Not to mention openly hostile.

On Tuesday, 9 January 2024 at 21:25:30 UTC, Lance Bachmeier wrote:
 That's not "unverified pre-compiled code". As I said, it's an 
 import library for Windows, from an attempt long ago to call R 
 from D on Windows. You don't call the .dll file directly on 
 Windows, you call the .lib file. It's the same thing you do 
 with OpenBLAS and many other popular libraries.

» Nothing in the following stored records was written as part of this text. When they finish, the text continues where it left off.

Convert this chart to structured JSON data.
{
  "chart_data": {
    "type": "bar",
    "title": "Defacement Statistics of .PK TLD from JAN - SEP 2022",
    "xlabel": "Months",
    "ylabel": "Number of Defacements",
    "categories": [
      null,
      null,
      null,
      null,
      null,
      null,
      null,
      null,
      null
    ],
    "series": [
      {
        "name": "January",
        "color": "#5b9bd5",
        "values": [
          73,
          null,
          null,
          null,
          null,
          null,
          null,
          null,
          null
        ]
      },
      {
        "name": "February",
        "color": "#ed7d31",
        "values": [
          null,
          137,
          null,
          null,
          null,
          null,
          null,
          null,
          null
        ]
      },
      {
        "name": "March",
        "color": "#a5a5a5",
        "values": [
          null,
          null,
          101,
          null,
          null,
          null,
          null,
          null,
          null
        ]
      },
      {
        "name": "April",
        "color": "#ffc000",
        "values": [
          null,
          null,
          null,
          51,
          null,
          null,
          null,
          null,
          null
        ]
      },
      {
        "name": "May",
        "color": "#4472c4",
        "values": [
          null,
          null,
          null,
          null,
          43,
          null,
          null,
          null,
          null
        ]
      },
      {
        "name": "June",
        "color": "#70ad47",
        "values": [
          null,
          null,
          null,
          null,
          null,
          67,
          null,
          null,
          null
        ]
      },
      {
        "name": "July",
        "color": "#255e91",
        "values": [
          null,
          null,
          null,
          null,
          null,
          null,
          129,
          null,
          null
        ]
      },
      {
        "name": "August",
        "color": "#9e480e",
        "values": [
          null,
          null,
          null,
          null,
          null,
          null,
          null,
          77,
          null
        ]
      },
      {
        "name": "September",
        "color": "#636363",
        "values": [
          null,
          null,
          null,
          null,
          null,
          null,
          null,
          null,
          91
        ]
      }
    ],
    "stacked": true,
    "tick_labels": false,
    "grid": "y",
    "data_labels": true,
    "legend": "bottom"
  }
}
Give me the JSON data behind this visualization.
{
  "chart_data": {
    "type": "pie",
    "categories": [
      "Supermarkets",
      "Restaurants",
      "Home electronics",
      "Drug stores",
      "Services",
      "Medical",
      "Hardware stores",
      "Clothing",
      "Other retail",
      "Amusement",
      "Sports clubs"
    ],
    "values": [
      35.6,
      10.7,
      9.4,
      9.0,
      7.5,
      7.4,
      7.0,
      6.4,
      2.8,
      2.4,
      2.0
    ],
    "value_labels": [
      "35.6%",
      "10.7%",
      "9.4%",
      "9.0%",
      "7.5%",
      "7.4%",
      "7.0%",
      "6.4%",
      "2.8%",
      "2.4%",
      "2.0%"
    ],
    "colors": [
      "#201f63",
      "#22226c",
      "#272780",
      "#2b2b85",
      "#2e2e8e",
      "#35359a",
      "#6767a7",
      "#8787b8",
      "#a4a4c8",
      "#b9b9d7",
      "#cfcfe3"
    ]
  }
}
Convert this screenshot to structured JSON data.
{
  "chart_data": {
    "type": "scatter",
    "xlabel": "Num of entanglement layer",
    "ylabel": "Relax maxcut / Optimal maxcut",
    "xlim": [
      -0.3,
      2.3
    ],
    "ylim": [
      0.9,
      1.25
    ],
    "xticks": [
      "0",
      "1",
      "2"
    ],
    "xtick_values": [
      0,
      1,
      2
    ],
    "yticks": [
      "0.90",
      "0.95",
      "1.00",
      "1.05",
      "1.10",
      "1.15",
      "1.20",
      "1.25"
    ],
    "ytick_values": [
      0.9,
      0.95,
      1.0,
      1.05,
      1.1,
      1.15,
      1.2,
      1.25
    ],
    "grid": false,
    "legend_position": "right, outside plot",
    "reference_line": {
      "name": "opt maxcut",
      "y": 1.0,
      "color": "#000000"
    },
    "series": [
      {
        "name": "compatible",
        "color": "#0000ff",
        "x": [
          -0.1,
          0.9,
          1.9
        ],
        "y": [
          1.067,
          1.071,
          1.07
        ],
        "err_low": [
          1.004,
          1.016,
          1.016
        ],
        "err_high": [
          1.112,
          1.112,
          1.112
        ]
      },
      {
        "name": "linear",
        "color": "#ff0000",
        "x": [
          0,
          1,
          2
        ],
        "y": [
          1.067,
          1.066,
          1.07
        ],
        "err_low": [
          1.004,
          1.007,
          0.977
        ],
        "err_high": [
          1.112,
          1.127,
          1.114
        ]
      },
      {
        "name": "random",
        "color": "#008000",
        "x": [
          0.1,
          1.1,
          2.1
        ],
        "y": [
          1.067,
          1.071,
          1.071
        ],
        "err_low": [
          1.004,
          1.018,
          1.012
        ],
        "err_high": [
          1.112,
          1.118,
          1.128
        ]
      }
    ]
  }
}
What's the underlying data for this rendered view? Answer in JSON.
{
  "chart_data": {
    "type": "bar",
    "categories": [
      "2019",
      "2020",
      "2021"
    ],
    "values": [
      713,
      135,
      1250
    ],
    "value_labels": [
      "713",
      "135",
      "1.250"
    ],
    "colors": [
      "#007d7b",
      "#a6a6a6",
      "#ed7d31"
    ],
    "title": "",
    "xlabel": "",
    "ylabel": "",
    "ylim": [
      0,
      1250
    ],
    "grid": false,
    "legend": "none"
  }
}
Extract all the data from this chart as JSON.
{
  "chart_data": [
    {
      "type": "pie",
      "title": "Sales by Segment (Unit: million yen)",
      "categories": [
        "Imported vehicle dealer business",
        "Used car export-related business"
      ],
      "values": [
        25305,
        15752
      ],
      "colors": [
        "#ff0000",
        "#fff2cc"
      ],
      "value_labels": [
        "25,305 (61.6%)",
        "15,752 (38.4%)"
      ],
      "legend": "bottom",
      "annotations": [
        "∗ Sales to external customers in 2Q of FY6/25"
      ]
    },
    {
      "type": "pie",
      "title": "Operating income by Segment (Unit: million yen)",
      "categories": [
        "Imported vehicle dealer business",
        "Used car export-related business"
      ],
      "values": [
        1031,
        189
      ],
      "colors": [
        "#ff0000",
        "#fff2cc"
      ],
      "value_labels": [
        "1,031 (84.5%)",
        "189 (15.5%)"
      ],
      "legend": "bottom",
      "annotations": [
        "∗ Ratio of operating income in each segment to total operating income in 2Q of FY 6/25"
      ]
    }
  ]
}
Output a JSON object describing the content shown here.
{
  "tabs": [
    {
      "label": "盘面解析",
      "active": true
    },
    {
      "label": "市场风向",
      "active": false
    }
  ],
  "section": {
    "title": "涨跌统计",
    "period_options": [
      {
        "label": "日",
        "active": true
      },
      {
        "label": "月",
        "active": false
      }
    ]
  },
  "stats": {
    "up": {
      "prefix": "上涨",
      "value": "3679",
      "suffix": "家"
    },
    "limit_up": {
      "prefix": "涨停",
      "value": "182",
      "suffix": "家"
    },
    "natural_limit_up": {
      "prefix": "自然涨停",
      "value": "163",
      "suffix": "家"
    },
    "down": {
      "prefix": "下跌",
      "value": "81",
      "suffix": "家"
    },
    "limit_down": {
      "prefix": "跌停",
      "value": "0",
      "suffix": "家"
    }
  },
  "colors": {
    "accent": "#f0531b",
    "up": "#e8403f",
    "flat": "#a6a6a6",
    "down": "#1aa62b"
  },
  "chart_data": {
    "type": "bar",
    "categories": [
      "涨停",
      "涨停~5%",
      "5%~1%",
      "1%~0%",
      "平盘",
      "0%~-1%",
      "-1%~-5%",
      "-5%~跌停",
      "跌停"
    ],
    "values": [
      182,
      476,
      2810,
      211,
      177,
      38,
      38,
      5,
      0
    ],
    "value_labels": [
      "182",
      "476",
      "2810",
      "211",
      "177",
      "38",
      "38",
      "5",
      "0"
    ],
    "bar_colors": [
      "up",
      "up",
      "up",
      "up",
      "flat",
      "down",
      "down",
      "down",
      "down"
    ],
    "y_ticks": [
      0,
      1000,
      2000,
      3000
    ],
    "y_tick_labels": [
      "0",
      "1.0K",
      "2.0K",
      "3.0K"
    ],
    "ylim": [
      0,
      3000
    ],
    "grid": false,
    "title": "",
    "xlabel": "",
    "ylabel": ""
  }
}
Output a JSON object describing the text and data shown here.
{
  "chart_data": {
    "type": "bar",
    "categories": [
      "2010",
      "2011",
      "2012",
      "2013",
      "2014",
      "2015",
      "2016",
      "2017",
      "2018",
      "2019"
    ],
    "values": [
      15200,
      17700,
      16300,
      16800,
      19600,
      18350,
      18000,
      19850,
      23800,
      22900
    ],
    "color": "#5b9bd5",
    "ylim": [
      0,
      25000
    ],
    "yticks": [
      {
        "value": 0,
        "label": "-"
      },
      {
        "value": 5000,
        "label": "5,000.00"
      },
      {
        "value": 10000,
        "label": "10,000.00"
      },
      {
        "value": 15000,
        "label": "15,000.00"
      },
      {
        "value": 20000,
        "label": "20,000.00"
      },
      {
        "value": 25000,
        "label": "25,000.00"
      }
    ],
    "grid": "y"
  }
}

The `R.lib` file in this folder (https://github.com/bachmeil/embedrv2/tree/main/inst/embedr) is unverified. As a user, I have no real way of verifying what it is. As far as I am concerned as a responsible user, it posses a cyber security threat, and a habit of downloading such files onto my system would result in me getting hacked. You are not a recognised software distributor such as Microsoft or a recognised Linux distributor, therefore downloading such file in a business could result in exposing one's self to unlimited liability with regards to one's computer systems. OpenBlas library (https://github.com/OpenMathLib/OpenBLAS), does not contain precompiled code. But some of the releases do, and they have checksums (which your library does not), you can run procedures on your system to verify that they are the same as those on the repo. HOWEVER, there is trust here, and despite the fact that OpenBlas is a well recognised library, lots of workplaces would insist on compiling from source (including verifying the checksum) to ensure that they are getting what they expect.
 I'm familiar with Rcpp/RInside/cpp11. If you go to the CRAN 
 page for RInside, you'll see I'm one of the authors. If you 
 check out Dirk's 2013 book, you'll see that one of the sections 
 in it was based on an example I gave him. ...
This doesn't change anything.
 ... You write your D function and metaprogramming is used to 
 create a wrapper that you can call from R without further 
 modification.
I'm not sure what you are trying to say here, but my package does what it says it does.
 Since you've clearly never used it and don't know how it works, 
 why are you trashing it? I'll let anyone else judge how 
 awkward, complicated and lacking in style it is. Here's the 
 example from the landing page:
The first part of your first statement is right. I've never used betterr because I literally just found out about it, but I didn't trash it. I simply said that it's not how I would go about things. People have preferences about how they go about doing things. I can see that the way you do things is very different mine, and that is okay.
 I don't care that you're not using it. Have fun creating your 
 own project. That doesn't excuse writing falsehoods about the 
 work I've done.
I AM having fun with my implementation, but I'm NOT trafficking in falsehoods.
Jan 09